Pesic, cambiando a Heurtel cuando veía el aro como los anillos de Saturno, actuó como solo lo puede hacer un hombre que está en paz consigo mismo. Laso, dando las llaves de la nave a Llull, demostró ser lector de novela épica, ese género en el que la fuerza de los ejércitos queda reducida a la personalidad de un solo hombre. La lesión de Rudy, fulcro de cualquier balanza, fue determinante. Como lo fue también perder dos balones en la salida de presión, tardar en solicitar el tiempo muerto o en ingresar a Tavares en pista para poder presionar en el perímetro con la garantía que solo puede ofrecer su presencia en la zona. Dicho esto, como seguidor del Real Madrid, no puedo sino darle las gracias a Pablo y todo su equipo por su trabajo diario y las bondades del plan que ejecuta diariamente al frente de la sección.
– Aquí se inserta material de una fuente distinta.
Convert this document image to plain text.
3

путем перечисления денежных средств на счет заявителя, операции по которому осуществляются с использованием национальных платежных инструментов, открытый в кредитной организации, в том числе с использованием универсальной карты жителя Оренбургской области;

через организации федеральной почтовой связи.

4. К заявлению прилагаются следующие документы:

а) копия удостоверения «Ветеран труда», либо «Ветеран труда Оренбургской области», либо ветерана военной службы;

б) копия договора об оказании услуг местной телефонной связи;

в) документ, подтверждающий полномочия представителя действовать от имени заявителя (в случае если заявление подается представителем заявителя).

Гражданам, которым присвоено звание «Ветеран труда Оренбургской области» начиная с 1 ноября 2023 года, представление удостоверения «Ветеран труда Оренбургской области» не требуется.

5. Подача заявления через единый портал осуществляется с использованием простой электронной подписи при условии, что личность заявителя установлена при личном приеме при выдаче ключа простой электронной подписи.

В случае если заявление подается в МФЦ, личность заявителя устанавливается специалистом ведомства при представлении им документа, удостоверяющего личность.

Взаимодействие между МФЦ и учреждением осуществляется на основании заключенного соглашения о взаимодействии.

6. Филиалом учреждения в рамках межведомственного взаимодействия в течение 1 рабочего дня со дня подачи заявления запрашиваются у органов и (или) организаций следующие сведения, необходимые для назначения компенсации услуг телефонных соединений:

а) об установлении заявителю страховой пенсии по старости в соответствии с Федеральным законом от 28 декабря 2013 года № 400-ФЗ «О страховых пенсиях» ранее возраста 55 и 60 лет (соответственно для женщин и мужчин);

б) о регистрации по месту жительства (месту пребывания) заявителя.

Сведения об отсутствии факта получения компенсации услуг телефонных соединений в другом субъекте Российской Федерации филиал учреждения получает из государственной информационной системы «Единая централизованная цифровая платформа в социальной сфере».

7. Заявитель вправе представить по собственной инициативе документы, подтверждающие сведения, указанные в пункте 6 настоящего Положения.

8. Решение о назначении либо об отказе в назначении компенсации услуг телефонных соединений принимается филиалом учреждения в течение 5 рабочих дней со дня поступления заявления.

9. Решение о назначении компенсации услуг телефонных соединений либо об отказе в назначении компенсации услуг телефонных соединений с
Se duerme mal, pero algo mejor, pensando que los responsables de las derrotas fueron los árbitros (¿alguien sabe cómo durmieron ellos?), tal es el efecto paralizador de la noción de culpa en nuestra cultura. Sin embargo, una de las muchas cosas que me llevaré para siempre de este año junto a Jenaro Díaz, entrenador del C.B. Clavijo, es que nos equivocamos al derivar la responsabilidad, al buscar fuera de nosotros lo que pasa y nos pasa. Nada alivia más –y otorga más libertad– que un “me equivoqué, aprendí, la próxima vez estaré mejor preparado”. Eso es lo que cabría esperar del capitán, Felipe Reyes, íntimo, a estas alturas de su carrera, de esos dos impostores que son las victorias y las derrotas.

Comprendo perfectamente a cada uno de los espectadores del Palacio de los Deportes. Querían drama, emoción, intriga, suspense,… Y lo tuvieron. A cada uno de los que siguieron el partido en sus casas y celebraron y lamentaron canastas propias y ajenas como si las vida se les fuera en cada lance. Pero no a la gente del deporte que alimenta estos debates, que se deja llevar por la ira dejando que las áreas del cerebro relacionadas con la ecuanimidad y el juicio razonable queden envueltas en la bruma.

Entrenar es algo más que ensayar para la obra y ponerla en escena, aunque todos queramos llegar con el guión aprendido y el método por la mano a su estreno. Pero si solo aspirásemos a legar un palmarés que consultarán nuestros descendientes mucho después de muertos, estaríamos relegando a un plano secundario lo que tiene de especial este oficio, la conexión íntima y personal que, inexplicablemente, dos aros, un balón y diez jugadores en ejercicio simultáneo de sus facultades, facilitan. Igual que el compromiso del pintor se circunscribe a la obra, al arte en sí mismo, el pacto del entrenador debe ser con su equipo y el arte de entrenar, no con el diablo de la victoria, que ofrece efímeros orgasmos a cambio de sentimientos de ira, venganza, resentimiento o enajenación que, estos sí, y no la culpa, ni las derrotas, deberían abochornarnos.